Я изорвал листы, исписал другие, но письмо не получалось. И снова сидел я, вспоминая Терентия Ивановича, его жизнь и свою, и мне представилось, что он, приготовив ящик, долго искал карандаш; я даже слышал, как он спросил жену глуховатым голосом:
— Где оно карандаш запропастился?
— Та где ж, — спокойно отозвалась жена. — Лежал на окне в сенях, где и брусок точильный.
Терентий Иванович метнулся в сени, принес карандаш и обломок бруска, пролежавший на подоконнике не меньше года.
— А это еще зачем? Мало валячки?
— Ладно, сиди, — проворчал Терентий Иванович. — То нужная вещь.
— Их, брусков этих, в сарае...
— В сарае, не в сарае, — перебил Терентий Иванович. — Много ты понимаешь!
— А то как же! — не сдавалась жена, потому что ей хотелось поговорить. — Ты лучше письмо бы написал, а то отсылаешь — ни слова, ни полслова.

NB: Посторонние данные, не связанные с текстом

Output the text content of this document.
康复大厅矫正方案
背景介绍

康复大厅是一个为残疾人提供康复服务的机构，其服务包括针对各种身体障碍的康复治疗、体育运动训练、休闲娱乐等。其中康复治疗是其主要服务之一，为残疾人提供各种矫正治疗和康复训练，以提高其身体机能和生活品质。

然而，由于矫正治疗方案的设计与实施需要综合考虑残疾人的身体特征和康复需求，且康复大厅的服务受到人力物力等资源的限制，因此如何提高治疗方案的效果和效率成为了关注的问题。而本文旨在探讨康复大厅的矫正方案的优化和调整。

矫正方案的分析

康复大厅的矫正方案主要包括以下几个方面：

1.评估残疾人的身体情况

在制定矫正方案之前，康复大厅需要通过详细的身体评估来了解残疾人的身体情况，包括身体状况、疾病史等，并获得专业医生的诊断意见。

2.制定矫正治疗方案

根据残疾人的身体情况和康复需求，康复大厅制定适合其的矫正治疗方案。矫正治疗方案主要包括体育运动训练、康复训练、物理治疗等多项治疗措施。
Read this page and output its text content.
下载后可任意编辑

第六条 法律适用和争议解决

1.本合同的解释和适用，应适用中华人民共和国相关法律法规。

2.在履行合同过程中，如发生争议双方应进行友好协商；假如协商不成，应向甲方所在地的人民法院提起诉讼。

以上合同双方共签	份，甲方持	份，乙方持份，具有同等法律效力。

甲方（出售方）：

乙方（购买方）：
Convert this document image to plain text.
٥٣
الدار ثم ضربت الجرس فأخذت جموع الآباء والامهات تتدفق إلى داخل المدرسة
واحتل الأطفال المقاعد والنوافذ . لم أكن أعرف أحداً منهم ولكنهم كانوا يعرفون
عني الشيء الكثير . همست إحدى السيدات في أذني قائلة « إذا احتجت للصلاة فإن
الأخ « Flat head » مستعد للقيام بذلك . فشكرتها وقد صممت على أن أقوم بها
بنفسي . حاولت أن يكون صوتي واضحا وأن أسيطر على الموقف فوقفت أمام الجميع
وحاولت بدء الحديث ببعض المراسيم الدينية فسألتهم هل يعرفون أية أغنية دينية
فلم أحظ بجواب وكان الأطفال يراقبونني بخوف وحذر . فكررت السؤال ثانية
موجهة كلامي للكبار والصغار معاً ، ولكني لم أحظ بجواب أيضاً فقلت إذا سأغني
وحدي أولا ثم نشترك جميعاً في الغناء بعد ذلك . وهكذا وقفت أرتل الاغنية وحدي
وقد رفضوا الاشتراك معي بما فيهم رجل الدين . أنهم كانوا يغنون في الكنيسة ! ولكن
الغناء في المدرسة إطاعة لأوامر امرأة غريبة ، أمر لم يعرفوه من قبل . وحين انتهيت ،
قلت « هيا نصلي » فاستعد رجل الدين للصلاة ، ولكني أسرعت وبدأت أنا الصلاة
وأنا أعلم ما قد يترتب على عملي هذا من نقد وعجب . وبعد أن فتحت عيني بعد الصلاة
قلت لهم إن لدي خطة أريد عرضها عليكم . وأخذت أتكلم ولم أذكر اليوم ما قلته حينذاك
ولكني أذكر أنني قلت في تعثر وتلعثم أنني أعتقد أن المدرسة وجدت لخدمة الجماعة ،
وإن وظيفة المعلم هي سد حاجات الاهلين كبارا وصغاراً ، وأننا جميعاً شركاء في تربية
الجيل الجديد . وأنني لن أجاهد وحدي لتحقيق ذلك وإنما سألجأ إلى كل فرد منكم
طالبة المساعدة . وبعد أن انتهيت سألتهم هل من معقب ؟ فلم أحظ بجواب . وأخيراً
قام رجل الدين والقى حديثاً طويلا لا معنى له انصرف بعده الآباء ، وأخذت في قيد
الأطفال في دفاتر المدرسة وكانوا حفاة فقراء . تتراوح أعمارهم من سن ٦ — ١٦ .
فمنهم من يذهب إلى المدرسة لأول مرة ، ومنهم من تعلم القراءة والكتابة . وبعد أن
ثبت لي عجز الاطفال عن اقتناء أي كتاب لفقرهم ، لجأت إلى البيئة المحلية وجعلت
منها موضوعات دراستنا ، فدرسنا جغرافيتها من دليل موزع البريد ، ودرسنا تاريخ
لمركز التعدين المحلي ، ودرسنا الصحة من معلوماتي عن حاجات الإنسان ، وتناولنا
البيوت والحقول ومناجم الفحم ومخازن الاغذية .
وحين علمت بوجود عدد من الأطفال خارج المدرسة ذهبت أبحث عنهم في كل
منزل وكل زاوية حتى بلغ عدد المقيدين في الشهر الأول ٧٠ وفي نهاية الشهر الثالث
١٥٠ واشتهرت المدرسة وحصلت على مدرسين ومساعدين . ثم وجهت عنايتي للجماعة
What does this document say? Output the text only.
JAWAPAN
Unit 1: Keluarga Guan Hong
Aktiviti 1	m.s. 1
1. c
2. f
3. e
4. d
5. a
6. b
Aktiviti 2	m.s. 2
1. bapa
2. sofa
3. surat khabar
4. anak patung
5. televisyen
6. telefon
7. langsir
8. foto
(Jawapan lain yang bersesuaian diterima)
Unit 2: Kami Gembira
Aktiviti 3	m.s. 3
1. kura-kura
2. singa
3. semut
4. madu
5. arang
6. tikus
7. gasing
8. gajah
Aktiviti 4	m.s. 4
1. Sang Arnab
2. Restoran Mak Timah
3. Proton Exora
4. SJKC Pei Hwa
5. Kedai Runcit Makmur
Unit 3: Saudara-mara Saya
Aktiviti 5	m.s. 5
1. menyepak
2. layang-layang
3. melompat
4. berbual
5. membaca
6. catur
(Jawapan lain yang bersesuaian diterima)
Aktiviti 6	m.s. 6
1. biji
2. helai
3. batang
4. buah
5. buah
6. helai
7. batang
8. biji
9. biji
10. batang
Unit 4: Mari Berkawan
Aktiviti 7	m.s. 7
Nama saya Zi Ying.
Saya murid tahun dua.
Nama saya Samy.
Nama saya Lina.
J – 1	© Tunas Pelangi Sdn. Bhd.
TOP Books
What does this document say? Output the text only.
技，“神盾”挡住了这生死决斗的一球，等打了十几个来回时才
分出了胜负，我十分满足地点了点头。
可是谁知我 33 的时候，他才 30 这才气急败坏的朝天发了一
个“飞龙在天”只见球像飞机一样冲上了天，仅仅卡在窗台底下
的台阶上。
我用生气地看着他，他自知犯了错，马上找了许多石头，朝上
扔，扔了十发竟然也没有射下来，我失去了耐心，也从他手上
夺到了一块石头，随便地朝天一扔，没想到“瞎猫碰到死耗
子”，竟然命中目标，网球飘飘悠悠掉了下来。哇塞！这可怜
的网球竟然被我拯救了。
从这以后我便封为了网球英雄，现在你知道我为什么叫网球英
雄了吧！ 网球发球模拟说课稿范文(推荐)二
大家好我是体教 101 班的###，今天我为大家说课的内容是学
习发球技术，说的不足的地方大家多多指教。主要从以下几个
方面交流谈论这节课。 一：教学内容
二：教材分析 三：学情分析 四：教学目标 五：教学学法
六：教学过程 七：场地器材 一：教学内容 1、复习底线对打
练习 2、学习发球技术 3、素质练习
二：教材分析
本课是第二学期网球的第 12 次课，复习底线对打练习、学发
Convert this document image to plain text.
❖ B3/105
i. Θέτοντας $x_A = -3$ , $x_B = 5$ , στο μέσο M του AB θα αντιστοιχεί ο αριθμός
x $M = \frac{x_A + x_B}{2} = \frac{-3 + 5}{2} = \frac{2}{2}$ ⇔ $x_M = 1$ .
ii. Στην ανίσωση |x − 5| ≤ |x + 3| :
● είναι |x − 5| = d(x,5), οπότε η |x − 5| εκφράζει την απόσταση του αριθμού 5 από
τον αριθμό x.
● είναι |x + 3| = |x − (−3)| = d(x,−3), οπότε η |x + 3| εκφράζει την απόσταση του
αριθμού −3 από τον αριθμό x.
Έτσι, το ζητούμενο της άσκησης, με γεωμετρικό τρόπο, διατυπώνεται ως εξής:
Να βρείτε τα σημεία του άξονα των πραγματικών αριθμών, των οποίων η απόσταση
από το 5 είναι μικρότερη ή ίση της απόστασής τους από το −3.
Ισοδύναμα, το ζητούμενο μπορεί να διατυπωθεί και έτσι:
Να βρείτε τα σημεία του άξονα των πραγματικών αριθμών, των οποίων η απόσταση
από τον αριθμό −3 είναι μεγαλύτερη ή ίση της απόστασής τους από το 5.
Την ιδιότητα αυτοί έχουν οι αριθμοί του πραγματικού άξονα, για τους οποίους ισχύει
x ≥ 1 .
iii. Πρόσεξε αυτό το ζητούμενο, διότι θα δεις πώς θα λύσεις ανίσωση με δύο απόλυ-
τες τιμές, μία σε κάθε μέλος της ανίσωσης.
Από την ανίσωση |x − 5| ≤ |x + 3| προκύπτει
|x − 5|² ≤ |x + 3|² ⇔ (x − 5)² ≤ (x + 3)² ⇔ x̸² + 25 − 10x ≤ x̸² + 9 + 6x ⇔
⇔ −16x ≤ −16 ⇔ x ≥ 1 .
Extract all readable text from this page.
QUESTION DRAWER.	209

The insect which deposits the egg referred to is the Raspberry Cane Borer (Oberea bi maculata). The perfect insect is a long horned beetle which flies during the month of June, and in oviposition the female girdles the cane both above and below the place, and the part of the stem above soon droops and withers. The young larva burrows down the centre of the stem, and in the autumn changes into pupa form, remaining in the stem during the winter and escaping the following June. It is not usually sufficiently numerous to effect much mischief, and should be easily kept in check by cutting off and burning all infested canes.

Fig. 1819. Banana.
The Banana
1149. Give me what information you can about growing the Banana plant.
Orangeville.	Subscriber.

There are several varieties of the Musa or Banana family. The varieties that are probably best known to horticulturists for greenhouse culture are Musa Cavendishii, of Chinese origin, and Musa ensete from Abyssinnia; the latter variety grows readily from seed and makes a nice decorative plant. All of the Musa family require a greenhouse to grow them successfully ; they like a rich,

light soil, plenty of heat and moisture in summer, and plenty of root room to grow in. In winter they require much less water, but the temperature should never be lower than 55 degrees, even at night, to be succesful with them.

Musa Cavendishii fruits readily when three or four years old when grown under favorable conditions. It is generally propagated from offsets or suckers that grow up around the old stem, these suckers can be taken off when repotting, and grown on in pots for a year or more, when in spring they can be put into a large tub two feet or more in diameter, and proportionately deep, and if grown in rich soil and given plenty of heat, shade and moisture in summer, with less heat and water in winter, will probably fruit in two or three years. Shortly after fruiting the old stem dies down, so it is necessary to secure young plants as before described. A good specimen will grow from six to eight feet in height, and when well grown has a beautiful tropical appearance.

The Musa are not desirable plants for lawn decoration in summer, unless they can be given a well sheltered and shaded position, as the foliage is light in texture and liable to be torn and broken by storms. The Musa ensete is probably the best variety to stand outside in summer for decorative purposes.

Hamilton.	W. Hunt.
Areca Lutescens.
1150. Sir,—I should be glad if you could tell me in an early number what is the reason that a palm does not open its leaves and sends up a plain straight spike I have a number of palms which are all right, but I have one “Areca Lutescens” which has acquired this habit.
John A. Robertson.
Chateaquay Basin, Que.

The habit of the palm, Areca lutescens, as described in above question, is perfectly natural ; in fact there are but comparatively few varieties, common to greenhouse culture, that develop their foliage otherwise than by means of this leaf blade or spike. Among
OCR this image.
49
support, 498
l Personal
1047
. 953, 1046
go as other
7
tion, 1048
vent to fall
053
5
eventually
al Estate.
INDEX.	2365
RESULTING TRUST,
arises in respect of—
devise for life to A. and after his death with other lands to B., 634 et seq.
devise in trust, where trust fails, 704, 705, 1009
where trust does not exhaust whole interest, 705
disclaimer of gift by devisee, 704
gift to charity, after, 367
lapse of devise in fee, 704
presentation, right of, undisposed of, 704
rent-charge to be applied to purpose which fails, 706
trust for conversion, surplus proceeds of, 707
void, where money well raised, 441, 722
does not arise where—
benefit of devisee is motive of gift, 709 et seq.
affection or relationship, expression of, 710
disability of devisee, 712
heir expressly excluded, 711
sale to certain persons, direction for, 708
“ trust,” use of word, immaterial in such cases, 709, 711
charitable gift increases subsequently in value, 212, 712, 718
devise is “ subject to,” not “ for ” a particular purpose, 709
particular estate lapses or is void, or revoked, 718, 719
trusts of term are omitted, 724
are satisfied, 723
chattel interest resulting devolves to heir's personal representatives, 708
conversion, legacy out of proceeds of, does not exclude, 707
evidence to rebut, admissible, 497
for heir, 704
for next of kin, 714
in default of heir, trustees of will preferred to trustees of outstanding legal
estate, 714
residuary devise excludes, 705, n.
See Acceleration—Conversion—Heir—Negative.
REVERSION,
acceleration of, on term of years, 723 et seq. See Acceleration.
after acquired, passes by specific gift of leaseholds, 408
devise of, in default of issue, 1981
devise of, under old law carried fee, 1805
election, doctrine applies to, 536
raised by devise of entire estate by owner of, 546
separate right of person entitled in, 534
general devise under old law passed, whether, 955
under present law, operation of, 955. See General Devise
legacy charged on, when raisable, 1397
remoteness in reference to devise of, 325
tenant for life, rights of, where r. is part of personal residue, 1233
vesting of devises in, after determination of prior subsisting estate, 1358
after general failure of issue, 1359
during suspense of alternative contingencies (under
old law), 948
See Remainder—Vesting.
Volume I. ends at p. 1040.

А вот на это Терентий Иванович ничего и не ответил: подобные дела он не обсуждал ни с кем, даже с женою. И после, царапая адрес, сопел от старания, и буквы вышли корявые.
— И то добре! — похвалил он себя, закончив работу.
Хорошее письмо не писалось, больше того: я понял, что по каким-то причинам оно никогда не будет написано. А жаль, но, наверное, чтобы сказать все это, надо было и жить по-другому, и думать иначе. И не только мне и Терентию Ивановичу, но и многим-многим людям. «Но как? И отчего даже между родными нет согласия?» — спрашивал я себя. Что мы делим за этот короткий промежуток времени, за свою жизнь? Этого я не знал, но понять мне хотелось с такой же силой, с какой в детстве тянуло заглянуть в колодезную пропасть.
И снова я вспоминаю Терентия Ивановича, с неизбывной тоской думая о том, как бы мне жилось, если бы у меня был такой дядя, которому без колебаний можно доверить и горе и радость, и он бы понял меня, помог добрым словом, а главное, тем, что он есть на свете. А во дворе его, где поставлен дом, сарай и вырыт погреб, жило бы еще что-то, что невозможно описать словами, но на что не грех оглянуться, когда приходится тяжело. Но этого как раз и нет, и, наверное, именно поэтому мы живем каждый сам по себе, не понимая того, что следовало бы понять давно.
Со страхом я гоню от себя мысль, что не придется нам с Терентием Ивановичем попасть еще в одну метель, в ее круговерть и подвывания, когда нет возможности говорить и когда каждое слово приобретает необычайный вес.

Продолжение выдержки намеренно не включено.